En prison, le barbier a appris les gestes d’un tout autre métier, celui du charcutier et c’est à son insu ou presque qu’il se rend compte du pouvoir de son outil de travail : le rasoir. Koce est très adroit et il sait s’en servir. Avec la première victime, les lignes d’un florissant commerce se dessinent. Le barbier égorge proprement ses clients après les avoir rasés de frais, se débarrasse de leurs ossements en nourrissant les fauves du zoo et leur "viande" devient la matière première du grill de sa complice. L’ensemble se dénoue par les retrouvailles avec sa fille, par un heureux mariage et par la reconnaissance de ses actes, jugés d’utilité publique, par le Président de la République lui-même. En chair et en os, si j’ose dire.
Cette pièce jubilatoire à l’humour féroce s’ouvre et se ferme par un dialogue entre deux petits vieux sur un banc. Ils décrivent le paysage idéal qu’est devenu ce ravissant quartier de Debarmaalo et ils racontent l’histoire du fameux barbier qui a permis cette évolution en éliminant ceux qui prétendaient le détruire. Une histoire sur laquelle un temps indéfini a fait fleurir ses mystifications, ses affabulations possibles. Cet enchâssement des récits et l’identité mystérieuse des deux vieux laissent toute licence possible au doute, au souvenir abusif et autorisent toutes les fantaisies. Et la comédie noire flirte volontiers avec la farce ou avec le Grand Guignol, avec cette théâtralité épique du souvenir.

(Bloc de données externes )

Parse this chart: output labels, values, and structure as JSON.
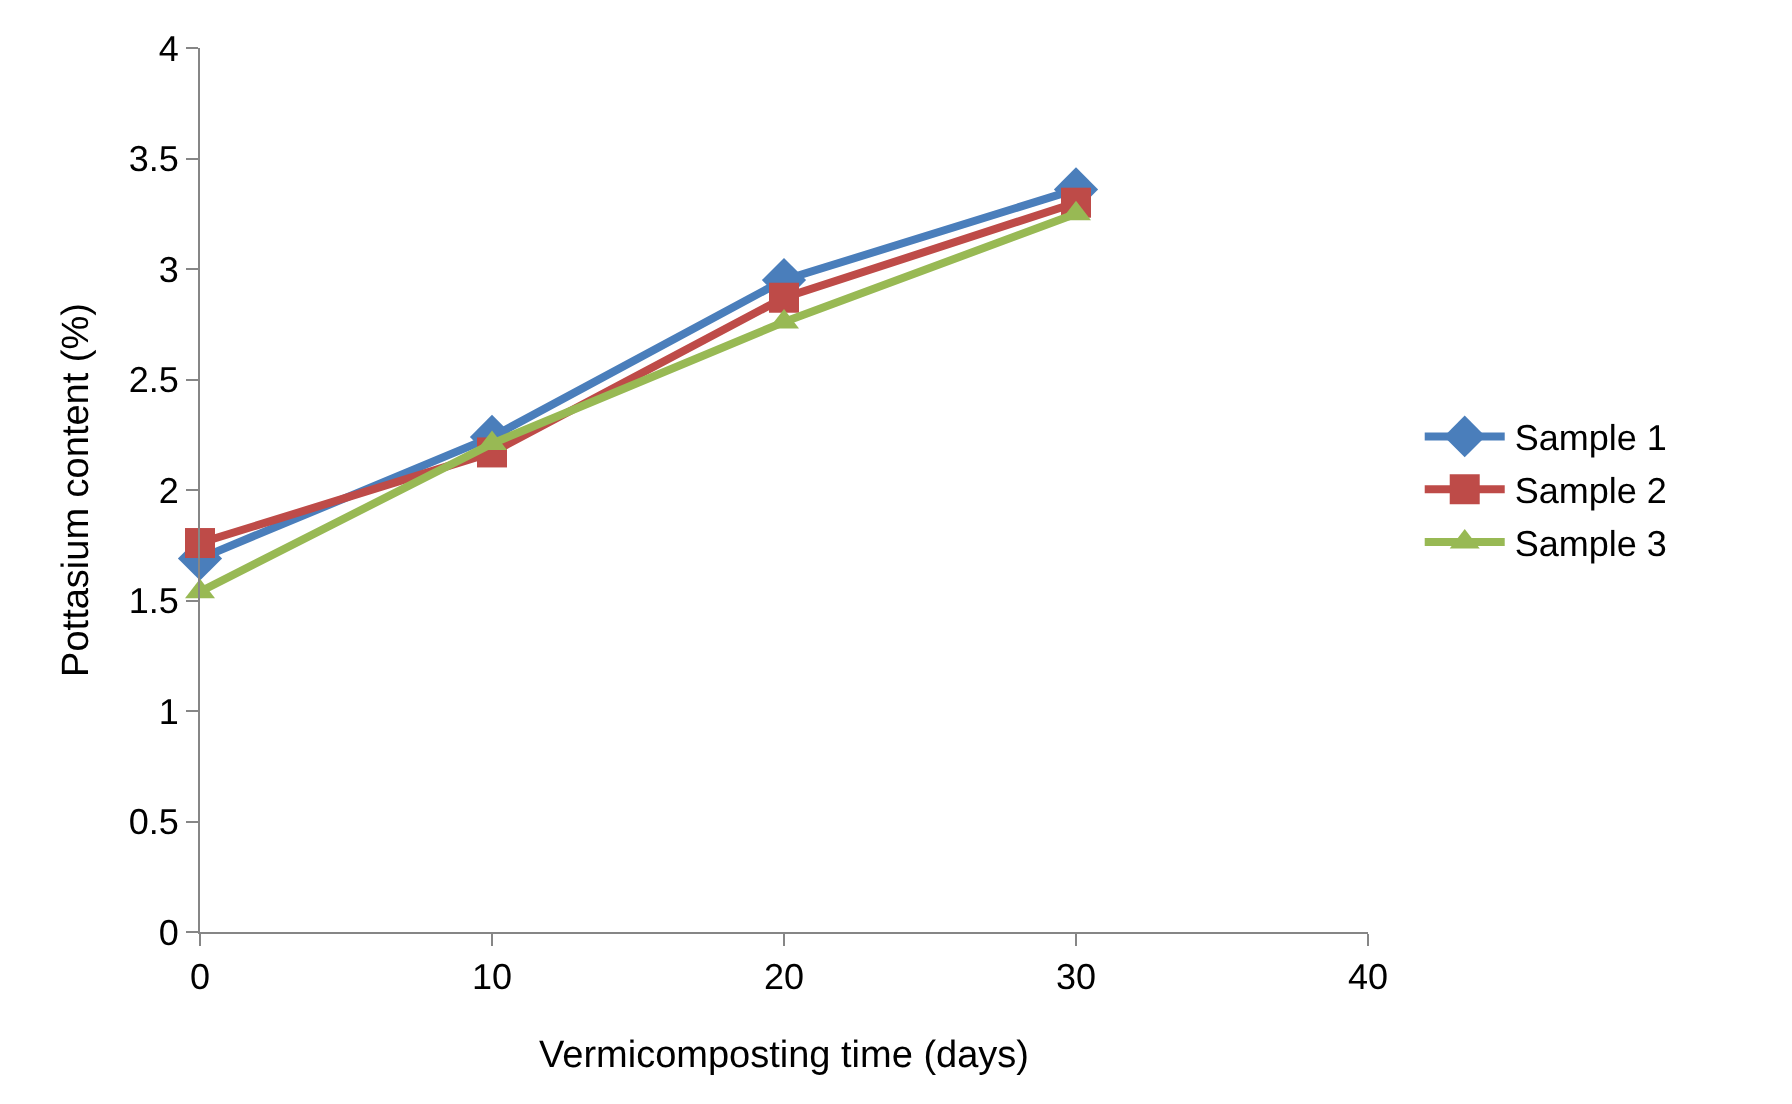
{
  "chart_data": {
    "type": "line",
    "xlabel": "Vermicomposting time (days)",
    "ylabel": "Pottasium content (%)",
    "x": [
      0,
      10,
      20,
      30
    ],
    "series": [
      {
        "name": "Sample 1",
        "color": "#4a7ebb",
        "marker": "diamond",
        "values": [
          1.69,
          2.24,
          2.95,
          3.36
        ]
      },
      {
        "name": "Sample 2",
        "color": "#be4b48",
        "marker": "square",
        "values": [
          1.76,
          2.17,
          2.87,
          3.3
        ]
      },
      {
        "name": "Sample 3",
        "color": "#98b954",
        "marker": "triangle",
        "values": [
          1.54,
          2.21,
          2.76,
          3.25
        ]
      }
    ],
    "xlim": [
      0,
      40
    ],
    "xticks": [
      0,
      10,
      20,
      30,
      40
    ],
    "ylim": [
      0,
      4
    ],
    "yticks": [
      0,
      0.5,
      1,
      1.5,
      2,
      2.5,
      3,
      3.5,
      4
    ],
    "grid": false,
    "legend": "right",
    "line_style": "solid"
  }
}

Dès cette première lecture donnée avec conviction alors qu’il ne s’agit que d’une simple mise en espace (mais un ou deux acteurs connaissent déjà leur texte ou se sentent assez libres pour improviser des actions) plusieurs scènes se dessinent et la drôlerie exprime tous ses épices en dépit des difficultés inhérentes à l’exercice. Comment raser un homme d’une seule main quand on tient son texte dans l’autre ? Est-ce qu’on va vraiment manger ? (La question de l’ingestion de la chair est évidemment essentielle.) La stylisation de l’égorgement sans recours à l’épanchement d’hémoglobine pose de toute évidence la question des limites de la représentation. Une question qui n’est pas que technique. Mais plus largement esthétique et dramaturgique. Car elle donne une orientation à la lecture de la pièce et permet d’établir une correspondance pertinente entre les codes de jeu, français et macédoniens.
Les acteurs sont rentrés chez eux après avoir rencontré Anne, la costumière, pour les indispensables mesures. Sur le bar de la meo, le rasoir au fond de son écrin côtoie les lanières d’affutage. Dominique le sort de sa boite, l’examine, pose le doigt sur son fil. Il est vraiment très coupant. Aussi affûté et tranchant que la pièce de Stevanovski.